Editorial and source context
What this Skill does
Agent Launcher Orchestrator is a source-indexed Agent Skill for development & engineering work. Based on the SKILL.md description, it focuses on use when a user wants to build, launch, grade, or schedule a claude managed agent (cma) in their own…. Use the linked GitHub file to confirm scope and prerequisites before enabling it.
What the author says
Use when a user wants to build, launch, grade, or schedule a Claude Managed Agent (CMA) in their own Anthropic account — "build me an agent", "launch this as a managed agent", "run this on a schedule", "grade my agent against a rubric", "set up a nightly worker". Reads the per-session goal (./my-agent/goal.json), routes deterministically to one of five phase sub-skills (interview → stage-launch → grade-iterate → run-without-you → wrap-up) via goal_router.py, and compiles the goal+phase into an execution shape (single-pass workflow / bounded grade→iterate loop / recurring cron deployment loop) via loop_compiler.py. Forks context so heavy intake (build sheets, payloads, eval cases) stays out of the parent thread. All launches are emitted as BYOK curl the user runs with their own key; no tool makes API calls. Inspired by anthropics/launch-your-agent (Apache-2.0). Distinct from engineering/agent-harness (generic domain loop) and engineering/write-a-skill (authors Claude Code skills, not CMAs).

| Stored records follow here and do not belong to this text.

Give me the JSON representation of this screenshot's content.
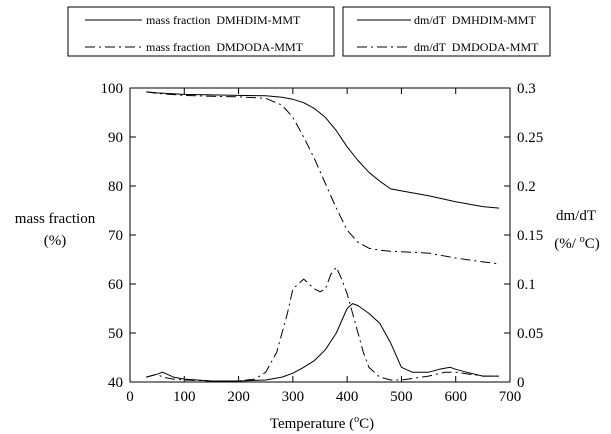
{
  "chart_data": {
    "type": "line",
    "xlabel": "Temperature (°C)",
    "xlabel_parts": {
      "prefix": "Temperature (",
      "sup": "o",
      "suffix": "C)"
    },
    "ylabel_left": {
      "line1": "mass fraction",
      "line2": "(%)"
    },
    "ylabel_right": {
      "line1": "dm/dT",
      "line2_prefix": "(%/ ",
      "line2_sup": "o",
      "line2_suffix": "C)"
    },
    "xlim": [
      0,
      700
    ],
    "ylim_left": [
      40,
      100
    ],
    "ylim_right": [
      0,
      0.3
    ],
    "x_ticks": [
      "0",
      "100",
      "200",
      "300",
      "400",
      "500",
      "600",
      "700"
    ],
    "y_left_ticks": [
      "40",
      "50",
      "60",
      "70",
      "80",
      "90",
      "100"
    ],
    "y_right_ticks": [
      "0",
      "0.05",
      "0.1",
      "0.15",
      "0.2",
      "0.25",
      "0.3"
    ],
    "grid": false,
    "legend": [
      {
        "label": "mass fraction  DMHDIM-MMT",
        "style": "solid"
      },
      {
        "label": "mass fraction  DMDODA-MMT",
        "style": "dashdot"
      },
      {
        "label": "dm/dT  DMHDIM-MMT",
        "style": "solid"
      },
      {
        "label": "dm/dT  DMDODA-MMT",
        "style": "dashdot"
      }
    ],
    "series": [
      {
        "name": "mass fraction  DMHDIM-MMT",
        "axis": "left",
        "style": "solid",
        "x": [
          30,
          50,
          100,
          150,
          200,
          250,
          280,
          300,
          320,
          340,
          360,
          380,
          400,
          420,
          440,
          460,
          480,
          500,
          550,
          600,
          650,
          680
        ],
        "y": [
          99.2,
          99.0,
          98.7,
          98.6,
          98.5,
          98.4,
          98.1,
          97.7,
          97.0,
          95.8,
          94.0,
          91.3,
          88.0,
          85.2,
          82.8,
          81.0,
          79.4,
          79.0,
          78.0,
          76.8,
          75.8,
          75.5
        ]
      },
      {
        "name": "mass fraction  DMDODA-MMT",
        "axis": "left",
        "style": "dashdot",
        "x": [
          30,
          50,
          100,
          150,
          200,
          250,
          280,
          300,
          320,
          340,
          360,
          380,
          400,
          420,
          440,
          460,
          480,
          500,
          550,
          600,
          650,
          680
        ],
        "y": [
          99.2,
          98.9,
          98.5,
          98.3,
          98.2,
          97.9,
          96.5,
          94.0,
          90.0,
          85.5,
          80.5,
          75.5,
          71.0,
          68.5,
          67.3,
          66.9,
          66.7,
          66.6,
          66.3,
          65.3,
          64.5,
          64.1
        ]
      },
      {
        "name": "dm/dT  DMHDIM-MMT",
        "axis": "right",
        "style": "solid",
        "x": [
          30,
          50,
          60,
          80,
          100,
          150,
          200,
          250,
          280,
          300,
          320,
          340,
          360,
          380,
          400,
          410,
          420,
          440,
          460,
          480,
          500,
          520,
          550,
          570,
          590,
          600,
          620,
          650,
          680
        ],
        "y": [
          0.005,
          0.008,
          0.01,
          0.005,
          0.003,
          0.001,
          0.001,
          0.002,
          0.005,
          0.009,
          0.015,
          0.022,
          0.033,
          0.05,
          0.075,
          0.08,
          0.078,
          0.07,
          0.06,
          0.04,
          0.015,
          0.01,
          0.01,
          0.013,
          0.015,
          0.013,
          0.01,
          0.006,
          0.006
        ]
      },
      {
        "name": "dm/dT  DMDODA-MMT",
        "axis": "right",
        "style": "dashdot",
        "x": [
          30,
          50,
          60,
          80,
          100,
          150,
          200,
          230,
          250,
          270,
          290,
          300,
          310,
          320,
          330,
          340,
          350,
          360,
          370,
          380,
          390,
          400,
          410,
          420,
          430,
          440,
          460,
          480,
          500,
          550,
          580,
          600,
          650,
          680
        ],
        "y": [
          0.005,
          0.008,
          0.005,
          0.003,
          0.002,
          0.001,
          0.001,
          0.003,
          0.01,
          0.03,
          0.07,
          0.095,
          0.1,
          0.105,
          0.1,
          0.095,
          0.092,
          0.095,
          0.11,
          0.117,
          0.105,
          0.09,
          0.07,
          0.05,
          0.03,
          0.015,
          0.005,
          0.002,
          0.002,
          0.006,
          0.01,
          0.01,
          0.006,
          0.006
        ]
      }
    ]
  }
}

Compatibility and requirements
- Use an agent runtime that supports Agent Skills and the linked SKILL.md format.
- Confirm the source repository's tools, SDKs, and platform prerequisites for api design work.

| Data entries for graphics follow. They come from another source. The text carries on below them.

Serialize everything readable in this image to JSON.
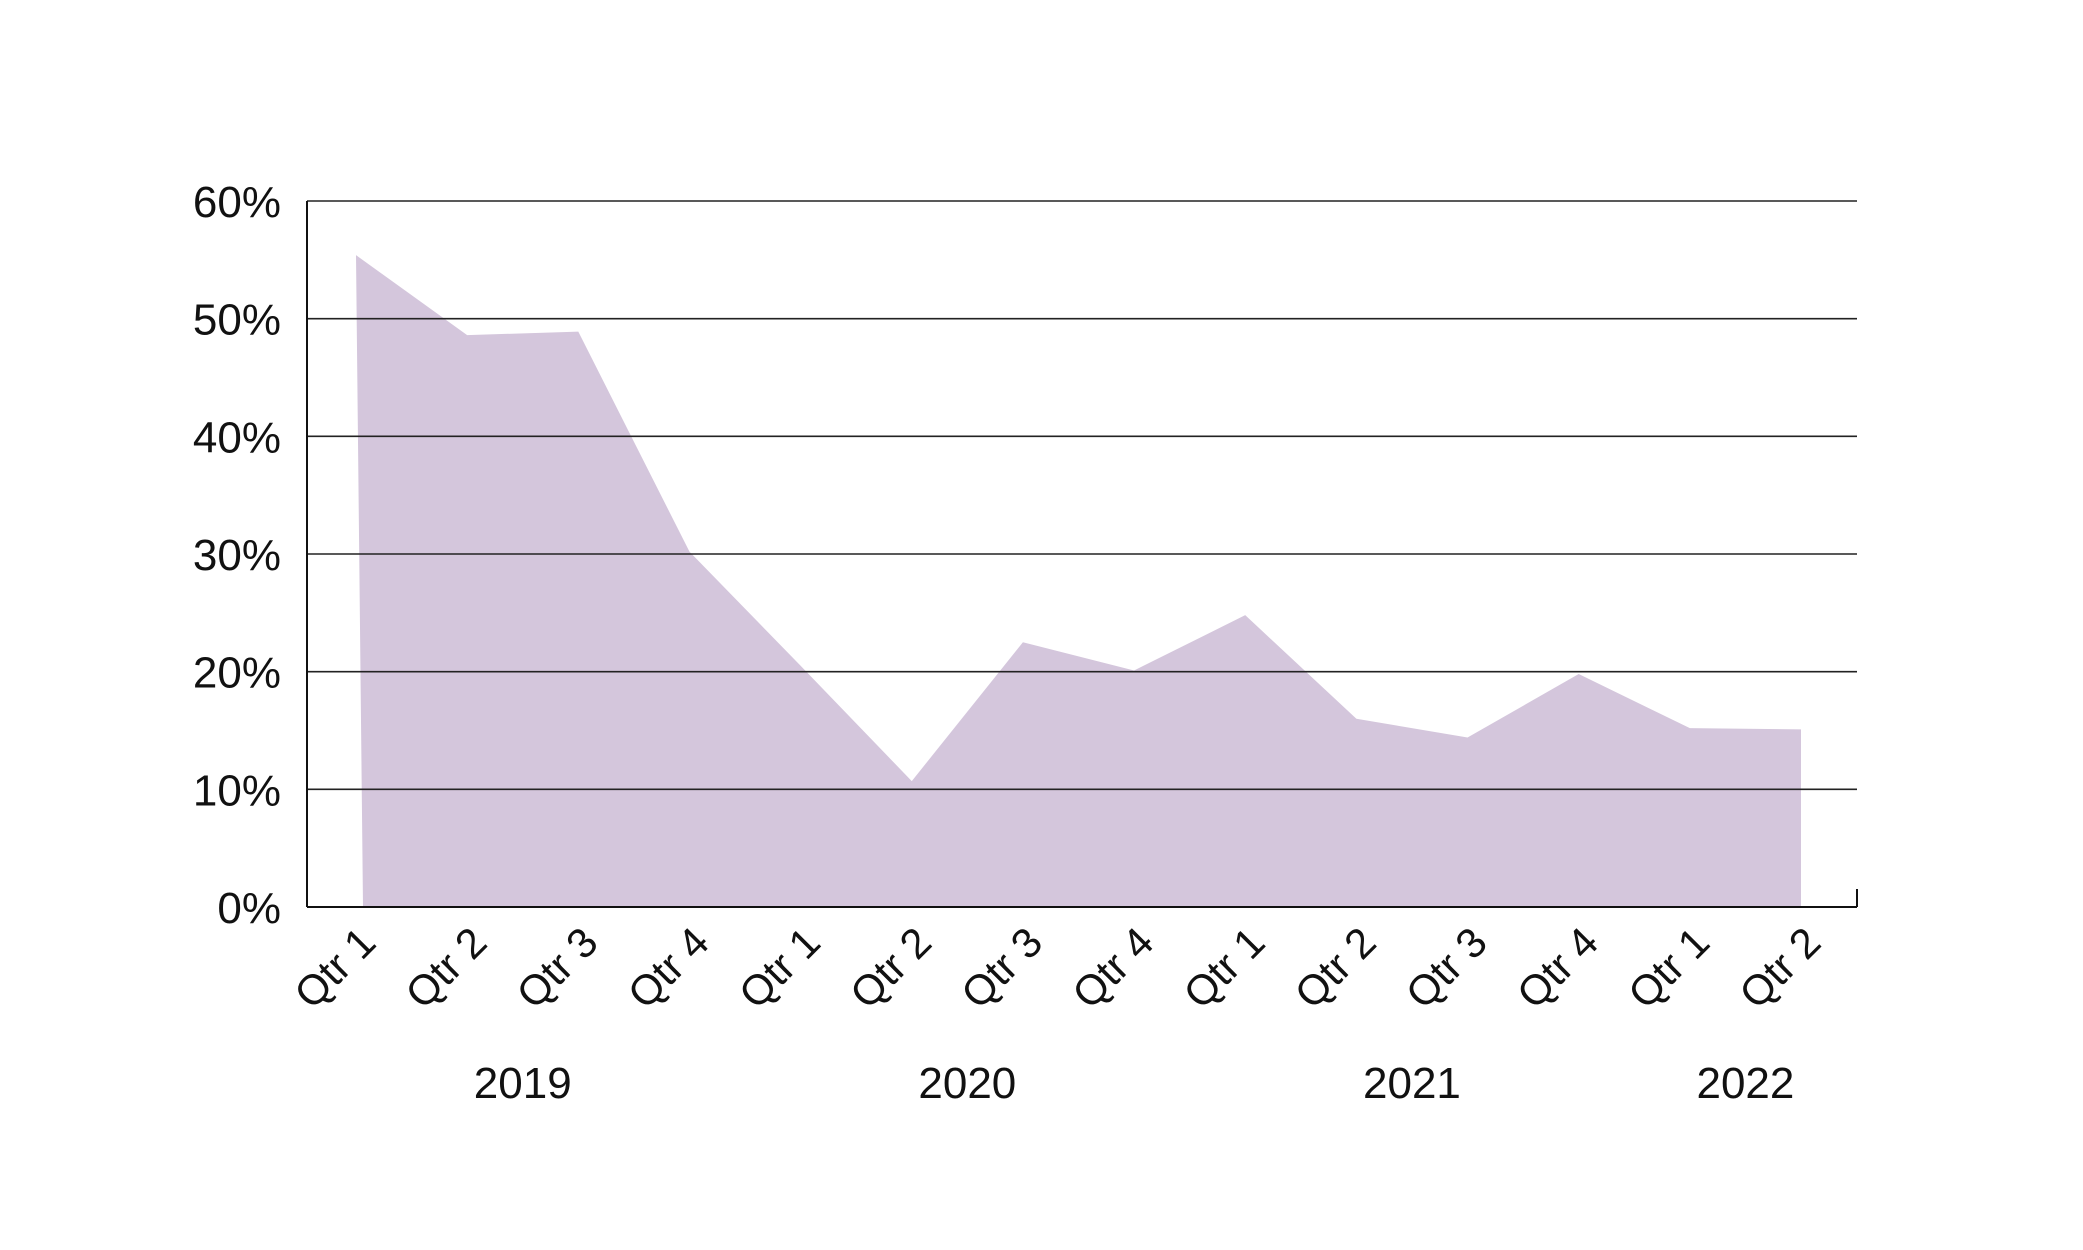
{
  "chart_data": {
    "type": "area",
    "title": "",
    "xlabel": "",
    "ylabel": "",
    "ylim": [
      0,
      60
    ],
    "y_ticks": [
      "0%",
      "10%",
      "20%",
      "30%",
      "40%",
      "50%",
      "60%"
    ],
    "y_tick_values": [
      0,
      10,
      20,
      30,
      40,
      50,
      60
    ],
    "grid": true,
    "legend": "none",
    "categories": [
      "Qtr 1",
      "Qtr 2",
      "Qtr 3",
      "Qtr 4",
      "Qtr 1",
      "Qtr 2",
      "Qtr 3",
      "Qtr 4",
      "Qtr 1",
      "Qtr 2",
      "Qtr 3",
      "Qtr 4",
      "Qtr 1",
      "Qtr 2"
    ],
    "groups": [
      {
        "label": "2019",
        "start": 0,
        "end": 3
      },
      {
        "label": "2020",
        "start": 4,
        "end": 7
      },
      {
        "label": "2021",
        "start": 8,
        "end": 11
      },
      {
        "label": "2022",
        "start": 12,
        "end": 13
      }
    ],
    "series": [
      {
        "values": [
          55.4,
          48.6,
          48.9,
          30.2,
          20.5,
          10.7,
          22.5,
          20.1,
          24.8,
          16.0,
          14.4,
          19.8,
          15.2,
          15.1
        ]
      }
    ],
    "colors": {
      "area": "#d4c6dc",
      "grid": "#222222",
      "axis": "#111111"
    }
  }
}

How to install or import it
- Open the linked GitHub SKILL.md and review its scope and setup instructions.
- Install or import the skill using the agent runtime's documented workflow.

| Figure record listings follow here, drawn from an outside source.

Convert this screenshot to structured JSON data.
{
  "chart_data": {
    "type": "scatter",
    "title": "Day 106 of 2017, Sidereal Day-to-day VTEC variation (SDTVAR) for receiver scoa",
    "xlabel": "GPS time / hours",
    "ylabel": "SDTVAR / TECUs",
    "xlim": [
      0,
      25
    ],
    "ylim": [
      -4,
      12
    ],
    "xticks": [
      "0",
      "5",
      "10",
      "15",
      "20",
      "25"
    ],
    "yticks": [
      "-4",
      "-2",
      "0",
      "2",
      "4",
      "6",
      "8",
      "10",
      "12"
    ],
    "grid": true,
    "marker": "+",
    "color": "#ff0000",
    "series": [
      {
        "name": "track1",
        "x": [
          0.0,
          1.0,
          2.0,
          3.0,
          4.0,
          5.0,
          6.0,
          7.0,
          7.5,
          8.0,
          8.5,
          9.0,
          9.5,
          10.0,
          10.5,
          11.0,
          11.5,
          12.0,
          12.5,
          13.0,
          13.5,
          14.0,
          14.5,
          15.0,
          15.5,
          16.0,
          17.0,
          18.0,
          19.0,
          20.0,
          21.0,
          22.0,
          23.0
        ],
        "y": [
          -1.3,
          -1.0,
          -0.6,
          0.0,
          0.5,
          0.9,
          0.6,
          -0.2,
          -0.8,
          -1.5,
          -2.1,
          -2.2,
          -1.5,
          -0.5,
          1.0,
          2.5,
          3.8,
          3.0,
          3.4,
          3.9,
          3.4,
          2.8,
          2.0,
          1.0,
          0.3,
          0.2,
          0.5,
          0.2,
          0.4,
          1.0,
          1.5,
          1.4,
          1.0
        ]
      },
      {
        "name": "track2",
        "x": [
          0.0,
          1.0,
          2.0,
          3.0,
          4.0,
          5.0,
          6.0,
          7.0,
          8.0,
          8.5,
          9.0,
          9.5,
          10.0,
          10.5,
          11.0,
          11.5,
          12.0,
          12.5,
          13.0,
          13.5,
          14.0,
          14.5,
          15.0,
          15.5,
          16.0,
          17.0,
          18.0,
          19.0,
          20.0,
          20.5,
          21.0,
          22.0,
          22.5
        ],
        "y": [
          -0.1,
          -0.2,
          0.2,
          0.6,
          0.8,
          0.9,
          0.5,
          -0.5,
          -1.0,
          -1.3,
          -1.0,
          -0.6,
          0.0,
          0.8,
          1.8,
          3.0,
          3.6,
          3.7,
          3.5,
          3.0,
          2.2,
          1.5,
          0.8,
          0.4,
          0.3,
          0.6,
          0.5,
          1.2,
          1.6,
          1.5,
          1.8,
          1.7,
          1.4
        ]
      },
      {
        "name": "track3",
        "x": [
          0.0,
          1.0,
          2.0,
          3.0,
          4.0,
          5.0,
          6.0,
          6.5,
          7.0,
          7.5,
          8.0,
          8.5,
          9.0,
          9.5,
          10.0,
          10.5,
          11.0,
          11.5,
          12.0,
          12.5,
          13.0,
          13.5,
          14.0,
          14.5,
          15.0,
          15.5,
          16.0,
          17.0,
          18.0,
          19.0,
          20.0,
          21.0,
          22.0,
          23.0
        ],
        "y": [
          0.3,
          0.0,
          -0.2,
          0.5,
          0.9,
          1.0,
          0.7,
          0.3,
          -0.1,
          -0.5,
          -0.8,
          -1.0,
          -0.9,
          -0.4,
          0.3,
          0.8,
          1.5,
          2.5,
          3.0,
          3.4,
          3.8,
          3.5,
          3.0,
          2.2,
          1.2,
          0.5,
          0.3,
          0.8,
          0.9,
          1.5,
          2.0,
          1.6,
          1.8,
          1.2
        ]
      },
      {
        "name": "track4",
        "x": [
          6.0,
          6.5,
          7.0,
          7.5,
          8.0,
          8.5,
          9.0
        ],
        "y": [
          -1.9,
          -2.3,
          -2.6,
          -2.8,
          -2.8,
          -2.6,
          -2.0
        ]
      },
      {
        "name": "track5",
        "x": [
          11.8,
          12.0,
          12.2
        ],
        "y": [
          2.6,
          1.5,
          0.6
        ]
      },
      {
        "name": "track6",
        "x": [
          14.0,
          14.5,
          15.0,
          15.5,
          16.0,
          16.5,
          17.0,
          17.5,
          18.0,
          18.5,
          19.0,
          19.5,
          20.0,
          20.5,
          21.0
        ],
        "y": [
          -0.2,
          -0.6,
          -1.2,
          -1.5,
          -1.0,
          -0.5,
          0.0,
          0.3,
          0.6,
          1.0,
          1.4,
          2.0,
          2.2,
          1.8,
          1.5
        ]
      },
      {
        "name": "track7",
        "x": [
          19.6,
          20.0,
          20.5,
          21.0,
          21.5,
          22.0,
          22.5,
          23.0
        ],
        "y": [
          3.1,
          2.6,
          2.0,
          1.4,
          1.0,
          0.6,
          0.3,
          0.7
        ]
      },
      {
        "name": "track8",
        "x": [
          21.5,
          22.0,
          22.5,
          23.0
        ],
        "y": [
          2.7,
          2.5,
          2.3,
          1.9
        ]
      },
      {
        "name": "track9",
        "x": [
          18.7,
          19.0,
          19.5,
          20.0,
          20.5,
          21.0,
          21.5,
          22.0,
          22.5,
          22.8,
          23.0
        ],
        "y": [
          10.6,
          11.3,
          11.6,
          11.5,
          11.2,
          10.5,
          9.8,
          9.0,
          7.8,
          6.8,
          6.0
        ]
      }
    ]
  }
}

- Run a small, non-sensitive test and verify the output before broader use.
Permissions and risks
- Review every command, file path, network request, dependency, and credential scope before enabling it.
- GitHub stars indicate popularity, not safety or correctness; validate the source and test with non-sensitive data.
Example workflows
- Ask an AI agent to apply Agent Launcher Orchestrator to api design work described in the source record.
- Have the agent state assumptions, required tools, and expected output before using this development & engineering skill.
- Compare the result with the linked GitHub SKILL.md and verify it against your project requirements.
Related Agent Skills
More source records in Development & Engineering.